Opinião
UE - Novas regras na resolução de litígios fiscais
Ambos os mecanismos podem decorrer em paralelo com um processo judicial ou um procedimento administrativo relativamente à mesma questão. Os contribuintes podem, assim, abrir várias frentes de contestação, numa perspetiva de reforço das suas garantias.
Brevemente, será transposta para o direito português uma diretiva comunitária relativa à resolução de litígios em matéria fiscal na União Europeia (UE) decorrente da interpretação e aplicação de acordos para eliminação da dupla tributação, procurando alcançar uma justiça redistributiva para a qual o quadro legislativo existente não dava resposta rápida, nem efetiva.
Em Portugal, país de importantes fluxos migratórios de entrada e saída de pessoas, esta realidade atinge muitos cidadãos, que, desconhecedores da complexidade dos sistemas fiscais, não acautelam o seu enquadramento fiscal, mudando a sua residência sem alterar o seu estatuto fiscal, vendo-se confrontados com liquidações de impostos, que lhes causam problemas de liquidez e custos.
Já para as empresas, é comum, por exemplo, verem negado o direito à dedução de créditos de imposto relativos a retenções efetuadas indevidamente em países com os quais Portugal até celebrou um acordo de dupla tributação, mas que, não obstante não terem competência territorial para tributar os rendimentos à saída, continuam a aplicar indevidamente retenções na fonte, para as quais Portugal, enquanto Estado da residência, tem legitimidade para negar a eliminação da dupla tributação.
O quadro normativo existente assenta no modelo de soberania estadual em que contribuinte é um mero destinatário passivo, dependendo unicamente do impulso processual dos Estados, que nem sequer estão obrigados a chegar a acordo final.
Se é certo que da aplicação de um acordo de dupla tributação não deveria decorrer uma situação final mais prejudicial do que aquela que pré-existia à celebração do acordo, a não resolução dos litígios demonstra a negação dos princípios com que tais acordos foram celebrados, que são, afinal, os de evitar a dupla tributação e a dupla não tributação.
Mecanismo de arbitragem
O novo mecanismo de resolução por mútuo acordo passa a possibilitar o impulso processual por parte dos contribuintes e assenta em dois meios alternativos. O primeiro é o procedimento amigável entre as autoridades tributárias, que devem resolver o assunto no prazo de dois anos. A decisão definitiva sobre o procedimento amigável é vinculativa para os Estados, sendo aplicada sob reserva do interessado aceitar essa decisão e renunciar ao direito a qualquer outro recurso.
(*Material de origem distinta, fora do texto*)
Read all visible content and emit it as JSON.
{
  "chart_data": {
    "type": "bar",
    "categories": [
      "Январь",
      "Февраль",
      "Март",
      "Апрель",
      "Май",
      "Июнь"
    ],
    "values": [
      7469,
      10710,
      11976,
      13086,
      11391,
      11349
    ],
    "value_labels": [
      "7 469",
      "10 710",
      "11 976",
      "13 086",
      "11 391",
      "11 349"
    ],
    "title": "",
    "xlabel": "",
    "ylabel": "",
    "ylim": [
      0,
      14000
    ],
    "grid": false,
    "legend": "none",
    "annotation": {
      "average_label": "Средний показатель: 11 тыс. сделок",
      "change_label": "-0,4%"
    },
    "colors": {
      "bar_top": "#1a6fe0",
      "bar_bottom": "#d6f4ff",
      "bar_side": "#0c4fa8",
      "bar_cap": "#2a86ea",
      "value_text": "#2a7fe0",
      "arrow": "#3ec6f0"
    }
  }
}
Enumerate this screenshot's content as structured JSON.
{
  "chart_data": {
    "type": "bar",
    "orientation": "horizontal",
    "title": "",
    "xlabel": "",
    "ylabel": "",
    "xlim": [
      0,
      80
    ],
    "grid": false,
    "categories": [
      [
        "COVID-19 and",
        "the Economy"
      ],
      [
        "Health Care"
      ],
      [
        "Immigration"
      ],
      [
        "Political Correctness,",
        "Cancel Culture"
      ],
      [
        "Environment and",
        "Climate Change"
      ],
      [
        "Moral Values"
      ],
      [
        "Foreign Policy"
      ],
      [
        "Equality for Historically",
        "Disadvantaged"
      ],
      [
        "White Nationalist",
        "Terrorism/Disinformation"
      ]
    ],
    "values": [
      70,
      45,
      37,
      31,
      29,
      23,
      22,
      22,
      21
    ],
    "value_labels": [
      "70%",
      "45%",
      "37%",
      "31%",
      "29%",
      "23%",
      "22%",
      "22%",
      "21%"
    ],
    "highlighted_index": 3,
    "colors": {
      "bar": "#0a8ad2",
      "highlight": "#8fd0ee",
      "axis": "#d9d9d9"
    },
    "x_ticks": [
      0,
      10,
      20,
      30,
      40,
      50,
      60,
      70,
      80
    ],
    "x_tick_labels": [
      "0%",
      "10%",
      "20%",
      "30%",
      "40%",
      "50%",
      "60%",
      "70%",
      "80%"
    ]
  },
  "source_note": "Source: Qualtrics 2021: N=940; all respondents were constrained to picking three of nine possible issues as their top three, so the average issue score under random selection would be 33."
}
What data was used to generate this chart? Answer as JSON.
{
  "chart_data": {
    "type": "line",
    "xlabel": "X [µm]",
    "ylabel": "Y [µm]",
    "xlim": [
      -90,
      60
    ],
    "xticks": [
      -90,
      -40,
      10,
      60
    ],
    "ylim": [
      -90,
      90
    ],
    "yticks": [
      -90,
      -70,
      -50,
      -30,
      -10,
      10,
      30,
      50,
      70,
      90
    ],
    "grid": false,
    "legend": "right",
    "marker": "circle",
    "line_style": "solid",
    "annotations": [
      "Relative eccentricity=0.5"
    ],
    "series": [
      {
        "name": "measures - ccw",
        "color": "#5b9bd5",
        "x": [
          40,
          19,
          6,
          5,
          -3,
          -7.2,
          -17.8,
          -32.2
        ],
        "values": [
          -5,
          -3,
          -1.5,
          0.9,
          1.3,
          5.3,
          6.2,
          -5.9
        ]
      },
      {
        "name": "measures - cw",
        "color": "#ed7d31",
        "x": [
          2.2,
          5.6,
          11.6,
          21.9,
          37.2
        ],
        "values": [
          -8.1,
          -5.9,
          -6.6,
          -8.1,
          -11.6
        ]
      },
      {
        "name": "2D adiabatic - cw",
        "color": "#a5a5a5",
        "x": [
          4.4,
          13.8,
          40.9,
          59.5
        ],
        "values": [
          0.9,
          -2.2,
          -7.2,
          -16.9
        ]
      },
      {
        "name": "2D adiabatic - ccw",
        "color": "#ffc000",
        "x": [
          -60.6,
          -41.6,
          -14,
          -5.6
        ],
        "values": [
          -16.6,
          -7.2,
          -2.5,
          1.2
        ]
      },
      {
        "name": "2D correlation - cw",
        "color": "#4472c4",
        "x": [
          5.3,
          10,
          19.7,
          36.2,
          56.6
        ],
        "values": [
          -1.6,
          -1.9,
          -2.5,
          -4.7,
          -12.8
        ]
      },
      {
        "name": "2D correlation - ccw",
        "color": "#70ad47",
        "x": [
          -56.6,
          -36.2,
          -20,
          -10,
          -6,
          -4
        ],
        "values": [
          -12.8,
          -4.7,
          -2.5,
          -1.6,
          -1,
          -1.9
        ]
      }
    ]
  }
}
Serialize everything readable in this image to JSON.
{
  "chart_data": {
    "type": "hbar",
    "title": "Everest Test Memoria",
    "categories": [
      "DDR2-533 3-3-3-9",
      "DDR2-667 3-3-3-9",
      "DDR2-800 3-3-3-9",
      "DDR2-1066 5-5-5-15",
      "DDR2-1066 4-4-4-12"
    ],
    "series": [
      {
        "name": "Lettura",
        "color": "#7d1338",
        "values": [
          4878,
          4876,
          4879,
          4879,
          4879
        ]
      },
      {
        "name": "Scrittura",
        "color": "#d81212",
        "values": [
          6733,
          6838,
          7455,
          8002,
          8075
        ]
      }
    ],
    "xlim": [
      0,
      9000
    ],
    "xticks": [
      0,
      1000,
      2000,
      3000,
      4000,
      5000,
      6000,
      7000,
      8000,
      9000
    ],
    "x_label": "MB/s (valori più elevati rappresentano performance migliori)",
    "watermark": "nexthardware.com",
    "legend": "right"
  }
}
Se não for encontrada uma solução neste prazo, pode recorrer-se a um mecanismo de arbitragem, solicitando o contribuinte a criação de uma comissão consultiva ou de uma comissão alternativa de resolução de litígios com competência para emitir um parecer vinculativo com recurso, além de membros das autoridades tributárias, a peritos independentes. Neste último caso, o prazo para chegar a acordo sobre a forma de resolver a questão litigiosa é de seis meses. Também aqui, pode haver lugar a acordo entre as autoridades fiscais dos Estados. Em qualquer caso, a decisão sobre este procedimento não constitui precedente e também aqui é aplicada sob reserva do interessado aceitar essa decisão e renunciar ao direito a qualquer outro recurso.
É ainda importante salientar que ambos os mecanismos podem decorrer em paralelo com um processo judicial ou um procedimento administrativo relativamente à mesma questão. Os contribuintes podem, assim, abrir várias frentes de contestação, numa perspetiva de reforço das suas garantias.
Este novo mecanismo aplica-se a reclamações apresentadas a partir de 1 de julho de 2019 sobre questões litigiosas respeitantes a rendimentos ou capital auferidos a partir de 1 de janeiro de 2018.